Os desafios no combate à pobreza menstrual no Brasil
Enviada em 09/10/2021
Segundo Karl Marx, " A história de toda sociedade até hoje tem sido a história das lutas de classes". Reflexo de uma sociedade patriarcal, as mulheres tiveram de agarrar-se em manifestações e lutas para terem direitos na sociedade, e dessa forma, irem em busca de uma sociedade mais igualitária e justa. Porém, mesmo com o espaço que elas vem adquirindo ao longo da história, ainda existe muito a ser conquistado e normalizado, a menstruação, um fator biológico feminino, além de ainda ser um tabu, carece de auxilio financeiro e informacional do Governo, sendo assim, muitas meninas sofrem hoje com a falta de itens básicos de higiene para se viver com dignidade, o que afirma a existente pobreza menstrual no Brasil.
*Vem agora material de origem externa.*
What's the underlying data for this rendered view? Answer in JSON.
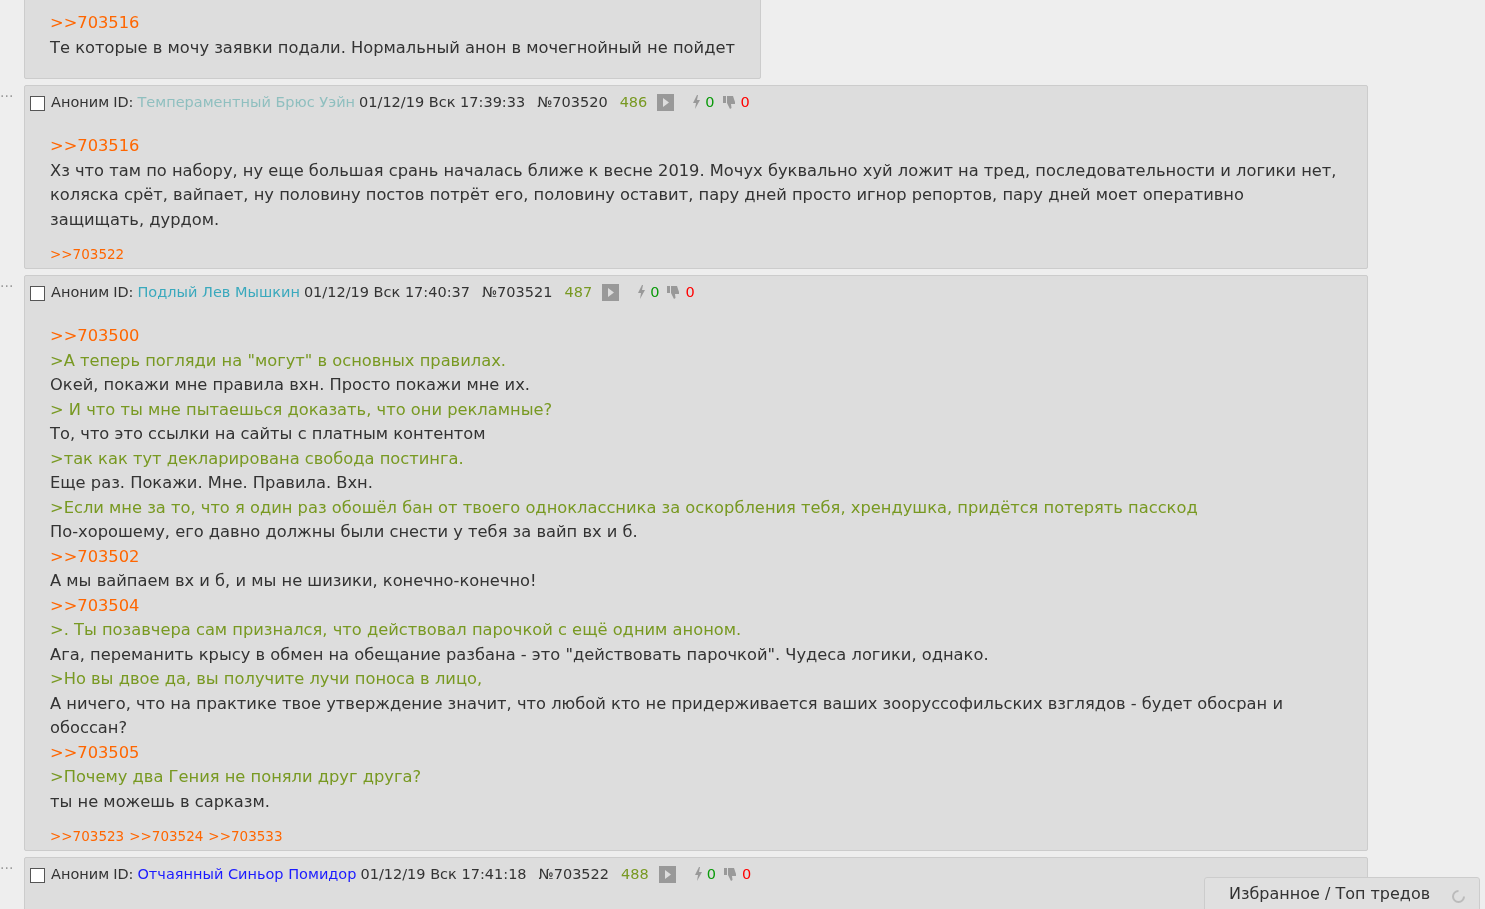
{
  "posts": [
    {
      "lines": [
        {
          "kind": "reply",
          "text": ">>703516"
        },
        {
          "kind": "text",
          "text": "Те которые в мочу заявки подали. Нормальный анон в мочегнойный не пойдет"
        }
      ]
    },
    {
      "header": {
        "checked": false,
        "author": "Аноним",
        "id_label": "ID:",
        "name": "Темпераментный Брюс Уэйн",
        "color": "#8fbfbf",
        "date": "01/12/19 Вск 17:39:33",
        "number": "№703520",
        "count": "486",
        "likes": "0",
        "dislikes": "0"
      },
      "menu": "···",
      "lines": [
        {
          "kind": "reply",
          "text": ">>703516"
        },
        {
          "kind": "text",
          "text": "Хз что там по набору, ну еще большая срань началась ближе к весне 2019. Мочух буквально хуй ложит на тред, последовательности и логики нет, коляска срёт, вайпает, ну половину постов потрёт его, половину оставит, пару дней просто игнор репортов, пару дней моет оперативно защищать, дурдом."
        }
      ],
      "backlinks": [
        ">>703522"
      ]
    },
    {
      "header": {
        "checked": false,
        "author": "Аноним",
        "id_label": "ID:",
        "name": "Подлый Лев Мышкин",
        "color": "#3aa9bd",
        "date": "01/12/19 Вск 17:40:37",
        "number": "№703521",
        "count": "487",
        "likes": "0",
        "dislikes": "0"
      },
      "menu": "···",
      "lines": [
        {
          "kind": "reply",
          "text": ">>703500"
        },
        {
          "kind": "quote",
          "text": ">А теперь погляди на \"могут\" в основных правилах."
        },
        {
          "kind": "text",
          "text": "Окей, покажи мне правила вхн. Просто покажи мне их."
        },
        {
          "kind": "quote",
          "text": "> И что ты мне пытаешься доказать, что они рекламные?"
        },
        {
          "kind": "text",
          "text": "То, что это ссылки на сайты с платным контентом"
        },
        {
          "kind": "quote",
          "text": ">так как тут декларирована свобода постинга."
        },
        {
          "kind": "text",
          "text": "Еще раз. Покажи. Мне. Правила. Вхн."
        },
        {
          "kind": "quote",
          "text": ">Если мне за то, что я один раз обошёл бан от твоего одноклассника за оскорбления тебя, хрендушка, придётся потерять пасскод"
        },
        {
          "kind": "text",
          "text": "По-хорошему, его давно должны были снести у тебя за вайп вх и б."
        },
        {
          "kind": "reply",
          "text": ">>703502"
        },
        {
          "kind": "text",
          "text": "А мы вайпаем вх и б, и мы не шизики, конечно-конечно!"
        },
        {
          "kind": "reply",
          "text": ">>703504"
        },
        {
          "kind": "quote",
          "text": ">. Ты позавчера сам признался, что действовал парочкой с ещё одним аноном."
        },
        {
          "kind": "text",
          "text": "Ага, переманить крысу в обмен на обещание разбана - это \"действовать парочкой\". Чудеса логики, однако."
        },
        {
          "kind": "quote",
          "text": ">Но вы двое да, вы получите лучи поноса в лицо,"
        },
        {
          "kind": "text",
          "text": "А ничего, что на практике твое утверждение значит, что любой кто не придерживается ваших зооруссофильских взглядов - будет обосран и обоссан?"
        },
        {
          "kind": "reply",
          "text": ">>703505"
        },
        {
          "kind": "quote",
          "text": ">Почему два Гения не поняли друг друга?"
        },
        {
          "kind": "text",
          "text": "ты не можешь в сарказм."
        }
      ],
      "backlinks": [
        ">>703523",
        ">>703524",
        ">>703533"
      ]
    },
    {
      "header": {
        "checked": false,
        "author": "Аноним",
        "id_label": "ID:",
        "name": "Отчаянный Синьор Помидор",
        "color": "#1a1aff",
        "date": "01/12/19 Вск 17:41:18",
        "number": "№703522",
        "count": "488",
        "likes": "0",
        "dislikes": "0"
      },
      "menu": "···"
    }
  ],
  "favorites": {
    "label": "Избранное / Топ тредов"
  }
}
Reflexo de muita falta de informação sobre esse detalhe do corpo feminino, muitas mulheres preferem não falar sobre o assunto, que mesmo no presente século, ainda é mal visto, e causa incômodo no ouvido das pessoas. Uma pesquisa realizada pela marca Sempre Livre, registrou que 66% das brasileiras se sentem desconfortáveis e 57% sujas quando menstruam, porém, o que esperar de uma sociedade em que não há educação sexual suficiente pra tirar as dúvidas das jovens, ou até mesmo, lares preparados para normalizar o período menstrual? Sendo assim, muitas caem no erro de quererem se esconder por causa de um assunto que ainda é tabu, seja em alguns lares, ou até mesmo nas escolas.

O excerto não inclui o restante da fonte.